В 1927 году в Париже в русском журнале «Современные записки» начал печататься роман Ив. Шмелева «История любовная». По воспоминаниям одного из издателей, нетерпеливые читатели являлись в редакцию за гранками, не желая ждать очередного номера с продолжением. Получилось точно так, как предсказывал сам Иван Сергеевич:

«За „читабельность“ ручаюсь. Полагаю, что читатель будет сердиться, что приходится дробить. Вещь ЛЕГКАЯ. Будто сидишь в кинемо и – всякие представления! На макароны не задаюсь. Вопросов не ставлю и не разрешаю. На небеса в детском аэропланчике не мечусь. А просто – запускаю „монаха“ и „змея“. „Героев“ не имеется, а жители. „Любовей“ больше, чем достаточно… „Циник“ имеется и даже 1 1/2 циника Романтизма – хорошая доза есть. На… С прищуром. Вот какой товар-то! Много „стихов“ всякого сорта. Есть такой даже: „Рыцарь саблю обнажил, свою голову сложил!“ Или: „У одной-то глаз подбитый, у другой – затылок бритый, третья – без скулы!“ Не подумайте, что это всё героини! Нет, мои героини (две) – прямо к-р-р-а-савицы, с небо-голубыми глазами, а одна даже – бельфам!

Есть даже такие стихи:

Но есть и лирические:

История любовная

I

Была весна, шестнадцатая в моей жизни, но для меня это была первая весна: прежние все смешались. Голубое сиянье в небе, за голыми еще тополями сада, сыплющееся сверканье капель, бульканье в обледенелых ямках, золотистые лужи на дворе с плещущимися утками, первая травка у забора, на которую смотришь-смотришь, проталинка в саду, радующая

новым

– черной землей и крестиками куриных лапок, – ослепительное блистанье стекол и трепетанье «зайчиков», радостный перезвон на Пасхе, красные-синие шары, тукающиеся друг о дружку на ветерке, сквозь тонкую кожицу которых видятся красные и синие деревья и множество солнц пылающих… – все смешалось в чудесном и звонком блеске.

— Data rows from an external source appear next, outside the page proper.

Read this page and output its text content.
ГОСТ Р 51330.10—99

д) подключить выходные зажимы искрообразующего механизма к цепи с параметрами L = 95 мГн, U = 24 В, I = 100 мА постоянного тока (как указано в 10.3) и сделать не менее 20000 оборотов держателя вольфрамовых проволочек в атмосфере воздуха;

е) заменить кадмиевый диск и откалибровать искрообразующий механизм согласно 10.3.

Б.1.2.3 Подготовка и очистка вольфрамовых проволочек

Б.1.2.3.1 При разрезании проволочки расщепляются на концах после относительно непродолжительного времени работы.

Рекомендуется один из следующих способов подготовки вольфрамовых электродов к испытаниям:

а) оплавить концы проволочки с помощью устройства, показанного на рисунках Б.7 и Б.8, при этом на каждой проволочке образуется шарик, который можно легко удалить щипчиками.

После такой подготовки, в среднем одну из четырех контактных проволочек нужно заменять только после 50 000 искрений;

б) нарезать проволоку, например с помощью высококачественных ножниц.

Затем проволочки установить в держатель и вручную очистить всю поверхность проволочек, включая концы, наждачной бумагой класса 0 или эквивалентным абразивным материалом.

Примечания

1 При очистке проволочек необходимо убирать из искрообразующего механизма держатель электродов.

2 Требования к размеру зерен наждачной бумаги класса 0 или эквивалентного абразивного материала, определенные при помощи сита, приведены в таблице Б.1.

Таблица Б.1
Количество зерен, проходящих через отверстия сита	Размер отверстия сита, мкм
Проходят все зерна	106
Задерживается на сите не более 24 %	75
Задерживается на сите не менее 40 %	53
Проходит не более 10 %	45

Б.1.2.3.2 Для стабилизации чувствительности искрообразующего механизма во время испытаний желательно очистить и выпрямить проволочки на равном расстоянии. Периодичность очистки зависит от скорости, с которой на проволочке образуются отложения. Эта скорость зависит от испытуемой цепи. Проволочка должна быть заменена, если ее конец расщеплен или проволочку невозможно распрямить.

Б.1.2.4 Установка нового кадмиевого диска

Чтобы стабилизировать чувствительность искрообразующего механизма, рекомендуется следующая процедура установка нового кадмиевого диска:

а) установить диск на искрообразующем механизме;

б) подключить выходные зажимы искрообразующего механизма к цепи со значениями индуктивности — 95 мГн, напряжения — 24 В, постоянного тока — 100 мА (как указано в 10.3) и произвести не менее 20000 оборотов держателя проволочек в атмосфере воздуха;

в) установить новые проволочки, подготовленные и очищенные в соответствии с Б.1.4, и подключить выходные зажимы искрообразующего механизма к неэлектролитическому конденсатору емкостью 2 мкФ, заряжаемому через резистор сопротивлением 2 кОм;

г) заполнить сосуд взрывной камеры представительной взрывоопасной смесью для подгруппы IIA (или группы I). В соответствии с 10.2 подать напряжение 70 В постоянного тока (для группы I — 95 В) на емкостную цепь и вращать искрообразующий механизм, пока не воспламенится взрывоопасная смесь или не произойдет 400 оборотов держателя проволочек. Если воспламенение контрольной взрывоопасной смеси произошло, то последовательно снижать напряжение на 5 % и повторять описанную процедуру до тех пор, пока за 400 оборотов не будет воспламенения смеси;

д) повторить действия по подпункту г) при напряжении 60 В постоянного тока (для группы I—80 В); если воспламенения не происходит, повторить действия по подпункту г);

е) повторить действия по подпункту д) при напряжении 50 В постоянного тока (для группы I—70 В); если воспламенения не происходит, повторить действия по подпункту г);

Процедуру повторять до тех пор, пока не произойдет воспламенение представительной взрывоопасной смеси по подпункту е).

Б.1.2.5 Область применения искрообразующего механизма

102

А в эту весну все как будто остановилось и дало на себя глядеть, и сама весна заглянула в мои глаза. И я увидал и почувствовал всю ее, будто она моя, для меня одного такая. Для меня – голубые и золотые лужи, и плещется в них весна; и сквозистый снежок в саду, рассыпающийся на крупки, в бисер; и ласкающий нежный голос, от которого замирает сердце, призывающий кошечку в голубом бантике, отлучившуюся в наш садик; и светлая кофточка на галерее, волнующая своим мельканием, и воздух, необыкновенно легкий, с теплом и холодочком. Я впервые почувствовал – вот весна, и куда-то она зовет, и в ней чудесное для меня, и я – живу.

Необыкновенно свежи во мне запахи той весны – распускавшихся тополей, почек черной смородины, взрытой земли на клумбах и золотистых душков в тонкой стеклянной уточке, пахнувших монпансье, которые я украдкой, трепетно подарил на Пасхе нашей красивой Паше. Ветерок от ее накрахмаленного платья, белого с незабудками, и удивительно свежий запах, который приносила она с собою в комнаты со двора, – будто запах сырых орехов и крымских яблок, – крепко живут во мне. Помню весенний воздух, вливавшийся вечерами в окна, жемчужный ободок месяца, зацепившийся в тополях, небо, зеленовато-голубое, и звезды такие ясные, мерцающие счастьем. Помню тревожное ожидание чего-то, неизъяснимо радостного, и непонятную грусть, тоску…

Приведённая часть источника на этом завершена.